Money, going out of style by Schreiber Zvi

Money, going out of style by Schreiber Zvi

Author:Schreiber, Zvi
Language: eng
Format: epub
Publisher: Zedess Publishing
Published: 2021-08-11T16:00:00+00:00


Monetary stimulus

Georgina reconvenes her council. “Milton has ruled out fiscal stimulus. What do we do now?”

Barbara clears her throat. “Your central banker is sitting right here. Fred should walk back to the mint and start printing money. Having more cash will help people feel wealthier and spend more. More cash will also increase available credit.”

“Barbara, economic activity is down. Prices are easing downwards. Don’t we need less cash when there are fewer transactions and lower prices? Won’t more cash just create pointless price inflation?”

“Not necessarily,” says Barbara. “Yes, economic activity is down. But there has been a big decrease in bank money, as my bank, and the other banks, tighten up credit. So I’m not sure we have too much money. Fred can print money and push interest rates down. It might cause a bit of inflation, but lower interest rates will discourage superfluous savings and encourage investment, while the extra cash will encourage spending.”

Milton sighs loudly. “You still don’t get it, do you? Perhaps injecting money into the economy will have a short-term positive effect. With more cash around, businesses might sense that they can sell their wares at a higher price and may be tempted to hire people and increase supply. But soon enough, everyone will expect prices to increase. As soon as the price increase is expected, the effect will dissipate. Then we just have price inflation without any benefit. What will you do then—print even more money and inflate prices still further? That’s insane. Any positive effect from a boost in money supply will be very short-lived. So, once again, Georgina, let the economy fix itself.”

Bill in this chapter of our story is actually a nod to William Phillips. In the 1960s, Phillips discovered the eponymous Phillips curve,[51] according to which there is always a tradeoff between inflation and unemployment. The thinking was that printing money increases inflation, but it can also trigger spending and reduce unemployment. For some years, this idea was highly influential, and people believed there was an inherent tradeoff between unemployment and inflation.

It was again Milton Friedman, and Edmund Phelps, who attacked this idea.[52] Printing money and increasing inflation, they argued, won’t reduce unemployment if the inflation is expected. True, an unexpected increase in money supply may encourage spending and production, and reduce unemployment in the short term, as businesses are temporarily fooled into thinking they can sell their goods for an increased price. But this effect will only last until inflation expectations catch up.

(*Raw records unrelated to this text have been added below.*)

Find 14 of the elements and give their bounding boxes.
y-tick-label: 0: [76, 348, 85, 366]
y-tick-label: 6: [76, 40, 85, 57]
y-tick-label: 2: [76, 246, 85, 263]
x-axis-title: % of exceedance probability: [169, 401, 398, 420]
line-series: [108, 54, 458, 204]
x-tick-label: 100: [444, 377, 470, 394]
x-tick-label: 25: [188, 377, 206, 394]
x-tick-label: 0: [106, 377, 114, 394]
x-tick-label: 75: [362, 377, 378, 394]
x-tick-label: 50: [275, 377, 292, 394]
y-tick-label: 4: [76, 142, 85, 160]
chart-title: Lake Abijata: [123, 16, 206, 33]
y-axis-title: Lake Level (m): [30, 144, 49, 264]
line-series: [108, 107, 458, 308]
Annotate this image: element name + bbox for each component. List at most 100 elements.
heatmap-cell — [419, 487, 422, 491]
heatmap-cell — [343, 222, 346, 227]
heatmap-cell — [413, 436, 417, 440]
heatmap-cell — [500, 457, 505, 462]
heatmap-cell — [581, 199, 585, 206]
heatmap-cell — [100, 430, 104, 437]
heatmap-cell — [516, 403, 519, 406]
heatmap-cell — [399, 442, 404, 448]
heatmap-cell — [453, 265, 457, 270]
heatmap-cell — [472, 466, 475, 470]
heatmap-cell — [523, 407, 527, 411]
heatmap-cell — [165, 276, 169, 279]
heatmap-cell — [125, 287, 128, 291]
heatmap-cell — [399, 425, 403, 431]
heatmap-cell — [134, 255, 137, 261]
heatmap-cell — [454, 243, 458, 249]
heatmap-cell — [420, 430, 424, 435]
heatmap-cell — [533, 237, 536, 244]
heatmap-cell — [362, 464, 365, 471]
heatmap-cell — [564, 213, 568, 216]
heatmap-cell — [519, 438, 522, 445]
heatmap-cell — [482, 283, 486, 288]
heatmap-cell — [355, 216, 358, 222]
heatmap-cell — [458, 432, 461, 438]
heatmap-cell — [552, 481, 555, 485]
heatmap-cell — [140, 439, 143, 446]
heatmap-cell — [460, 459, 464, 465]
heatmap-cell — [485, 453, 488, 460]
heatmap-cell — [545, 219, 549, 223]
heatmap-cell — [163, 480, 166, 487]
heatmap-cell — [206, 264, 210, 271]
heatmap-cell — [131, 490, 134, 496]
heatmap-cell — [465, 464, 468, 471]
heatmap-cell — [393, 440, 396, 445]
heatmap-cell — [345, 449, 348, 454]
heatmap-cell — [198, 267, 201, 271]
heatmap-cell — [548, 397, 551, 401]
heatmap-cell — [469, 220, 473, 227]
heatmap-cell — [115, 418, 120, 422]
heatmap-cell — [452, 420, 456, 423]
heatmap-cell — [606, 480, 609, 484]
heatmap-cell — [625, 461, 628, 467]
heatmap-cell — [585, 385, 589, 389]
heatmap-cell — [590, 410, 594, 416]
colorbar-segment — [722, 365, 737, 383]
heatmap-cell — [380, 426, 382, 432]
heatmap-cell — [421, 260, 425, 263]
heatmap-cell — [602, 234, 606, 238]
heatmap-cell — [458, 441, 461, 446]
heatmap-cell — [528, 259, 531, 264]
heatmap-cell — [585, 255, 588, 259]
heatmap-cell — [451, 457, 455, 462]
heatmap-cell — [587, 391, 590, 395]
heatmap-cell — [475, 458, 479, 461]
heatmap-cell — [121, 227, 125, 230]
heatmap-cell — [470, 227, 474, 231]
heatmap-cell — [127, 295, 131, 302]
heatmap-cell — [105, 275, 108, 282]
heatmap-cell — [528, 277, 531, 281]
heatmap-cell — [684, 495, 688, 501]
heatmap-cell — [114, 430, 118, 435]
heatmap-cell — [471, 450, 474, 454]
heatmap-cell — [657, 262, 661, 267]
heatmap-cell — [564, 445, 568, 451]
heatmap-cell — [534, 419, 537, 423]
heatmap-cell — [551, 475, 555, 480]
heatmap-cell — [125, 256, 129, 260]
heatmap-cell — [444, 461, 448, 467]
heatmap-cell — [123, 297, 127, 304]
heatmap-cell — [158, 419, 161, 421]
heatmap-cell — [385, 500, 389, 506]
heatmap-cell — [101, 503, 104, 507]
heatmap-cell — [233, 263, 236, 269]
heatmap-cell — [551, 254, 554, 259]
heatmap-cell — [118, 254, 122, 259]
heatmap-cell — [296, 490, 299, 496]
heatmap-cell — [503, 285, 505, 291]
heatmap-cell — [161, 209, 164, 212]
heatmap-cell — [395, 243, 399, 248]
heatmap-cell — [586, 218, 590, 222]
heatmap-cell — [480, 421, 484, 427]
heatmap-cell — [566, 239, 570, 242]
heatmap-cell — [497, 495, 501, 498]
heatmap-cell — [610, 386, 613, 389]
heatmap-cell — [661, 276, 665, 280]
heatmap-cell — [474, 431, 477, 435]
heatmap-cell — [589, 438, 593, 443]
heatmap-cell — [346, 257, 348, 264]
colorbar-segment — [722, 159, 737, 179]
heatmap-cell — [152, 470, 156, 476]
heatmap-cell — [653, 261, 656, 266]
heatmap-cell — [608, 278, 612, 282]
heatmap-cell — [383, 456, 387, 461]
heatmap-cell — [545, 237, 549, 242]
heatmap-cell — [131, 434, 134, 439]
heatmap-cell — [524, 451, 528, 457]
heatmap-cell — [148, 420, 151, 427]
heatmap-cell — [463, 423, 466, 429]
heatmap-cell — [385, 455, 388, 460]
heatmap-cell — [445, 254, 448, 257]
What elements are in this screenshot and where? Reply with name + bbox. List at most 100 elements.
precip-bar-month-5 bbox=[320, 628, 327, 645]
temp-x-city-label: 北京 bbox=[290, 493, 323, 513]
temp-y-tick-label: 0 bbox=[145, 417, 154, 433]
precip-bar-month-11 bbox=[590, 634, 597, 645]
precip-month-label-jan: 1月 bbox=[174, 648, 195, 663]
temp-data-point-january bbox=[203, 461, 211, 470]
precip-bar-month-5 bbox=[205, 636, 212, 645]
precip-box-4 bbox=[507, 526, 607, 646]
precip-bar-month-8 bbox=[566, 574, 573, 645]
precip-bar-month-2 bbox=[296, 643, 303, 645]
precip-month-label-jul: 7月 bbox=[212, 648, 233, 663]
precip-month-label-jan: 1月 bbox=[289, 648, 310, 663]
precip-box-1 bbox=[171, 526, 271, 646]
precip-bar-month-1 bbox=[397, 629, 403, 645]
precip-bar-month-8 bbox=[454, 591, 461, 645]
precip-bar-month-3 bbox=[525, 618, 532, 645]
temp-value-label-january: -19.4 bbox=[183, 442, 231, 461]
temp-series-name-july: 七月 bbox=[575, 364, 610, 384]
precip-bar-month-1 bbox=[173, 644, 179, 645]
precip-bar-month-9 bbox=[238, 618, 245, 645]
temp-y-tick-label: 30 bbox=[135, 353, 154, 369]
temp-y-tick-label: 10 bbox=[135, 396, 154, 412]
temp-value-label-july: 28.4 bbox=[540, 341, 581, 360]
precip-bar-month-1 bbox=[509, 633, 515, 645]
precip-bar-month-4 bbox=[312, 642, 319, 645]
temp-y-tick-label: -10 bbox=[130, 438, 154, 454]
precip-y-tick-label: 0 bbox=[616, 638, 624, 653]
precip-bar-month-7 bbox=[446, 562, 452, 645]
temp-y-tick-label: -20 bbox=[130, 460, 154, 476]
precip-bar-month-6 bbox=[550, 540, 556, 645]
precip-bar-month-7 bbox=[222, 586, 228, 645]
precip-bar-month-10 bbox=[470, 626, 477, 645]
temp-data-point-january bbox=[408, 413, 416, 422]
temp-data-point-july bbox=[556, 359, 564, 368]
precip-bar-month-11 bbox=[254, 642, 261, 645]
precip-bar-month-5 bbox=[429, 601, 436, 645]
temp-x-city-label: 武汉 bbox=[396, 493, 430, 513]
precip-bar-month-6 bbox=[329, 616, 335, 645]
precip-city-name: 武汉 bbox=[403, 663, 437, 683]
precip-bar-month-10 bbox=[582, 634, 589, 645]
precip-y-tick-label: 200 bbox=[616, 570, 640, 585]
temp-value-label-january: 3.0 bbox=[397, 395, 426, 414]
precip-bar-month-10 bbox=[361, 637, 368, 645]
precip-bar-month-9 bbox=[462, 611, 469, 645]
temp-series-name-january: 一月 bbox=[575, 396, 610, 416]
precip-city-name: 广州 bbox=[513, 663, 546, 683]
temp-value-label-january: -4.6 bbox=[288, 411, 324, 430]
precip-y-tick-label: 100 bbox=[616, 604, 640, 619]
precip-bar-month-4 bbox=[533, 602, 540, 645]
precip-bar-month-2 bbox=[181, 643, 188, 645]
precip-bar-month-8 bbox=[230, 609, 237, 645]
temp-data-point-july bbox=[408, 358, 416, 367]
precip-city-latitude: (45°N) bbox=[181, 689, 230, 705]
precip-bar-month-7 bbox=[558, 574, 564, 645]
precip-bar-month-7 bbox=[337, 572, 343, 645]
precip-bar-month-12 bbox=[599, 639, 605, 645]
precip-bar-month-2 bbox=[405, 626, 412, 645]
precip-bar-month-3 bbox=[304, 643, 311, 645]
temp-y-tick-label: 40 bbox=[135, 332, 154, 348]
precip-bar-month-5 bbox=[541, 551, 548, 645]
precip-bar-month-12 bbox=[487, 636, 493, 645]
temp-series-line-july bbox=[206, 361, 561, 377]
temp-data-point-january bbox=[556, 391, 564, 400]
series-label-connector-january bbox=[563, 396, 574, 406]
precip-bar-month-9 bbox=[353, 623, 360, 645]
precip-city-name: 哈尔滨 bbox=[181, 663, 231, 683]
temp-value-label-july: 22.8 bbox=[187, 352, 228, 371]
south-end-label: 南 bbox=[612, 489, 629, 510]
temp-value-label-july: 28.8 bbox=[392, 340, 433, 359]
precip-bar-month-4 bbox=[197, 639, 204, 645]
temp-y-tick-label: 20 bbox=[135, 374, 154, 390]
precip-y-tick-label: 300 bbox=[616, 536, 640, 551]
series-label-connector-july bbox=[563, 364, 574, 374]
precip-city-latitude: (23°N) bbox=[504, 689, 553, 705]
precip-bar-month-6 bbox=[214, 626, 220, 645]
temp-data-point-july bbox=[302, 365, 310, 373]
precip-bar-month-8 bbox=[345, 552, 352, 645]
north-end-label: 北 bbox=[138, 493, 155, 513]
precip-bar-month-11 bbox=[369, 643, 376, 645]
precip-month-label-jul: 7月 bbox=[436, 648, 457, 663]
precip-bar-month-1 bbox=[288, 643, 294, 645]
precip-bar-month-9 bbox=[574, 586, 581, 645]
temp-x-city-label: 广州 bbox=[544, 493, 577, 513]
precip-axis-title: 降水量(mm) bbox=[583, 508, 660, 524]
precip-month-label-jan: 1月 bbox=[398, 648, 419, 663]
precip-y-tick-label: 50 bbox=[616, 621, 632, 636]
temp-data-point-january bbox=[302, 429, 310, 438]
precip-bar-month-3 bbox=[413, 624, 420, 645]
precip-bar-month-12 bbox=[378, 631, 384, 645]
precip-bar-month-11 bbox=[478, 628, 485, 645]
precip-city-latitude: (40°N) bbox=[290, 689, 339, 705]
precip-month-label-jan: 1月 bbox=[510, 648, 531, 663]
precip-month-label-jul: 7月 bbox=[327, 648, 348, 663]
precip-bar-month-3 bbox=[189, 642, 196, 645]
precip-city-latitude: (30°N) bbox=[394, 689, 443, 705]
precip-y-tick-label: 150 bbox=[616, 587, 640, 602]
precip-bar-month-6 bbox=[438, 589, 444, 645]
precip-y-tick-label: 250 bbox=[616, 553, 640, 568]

In effect, they were arguing for the long-term neutrality of money. If you increase the money supply, eventually prices inflate. And from the perspective of the real economy, you are back to where you started―more money and higher prices but nothing real has changed.

Friedman was arguing on theoretical grounds, but over time the empirical evidence backed him up. There is no long-term tradeoff between unemployment and inflation. In the 1970s, the West suffered from stagflation—high inflation together with high unemployment. In the 1990s and 2000s, developed economies enjoyed low inflation together with low unemployment.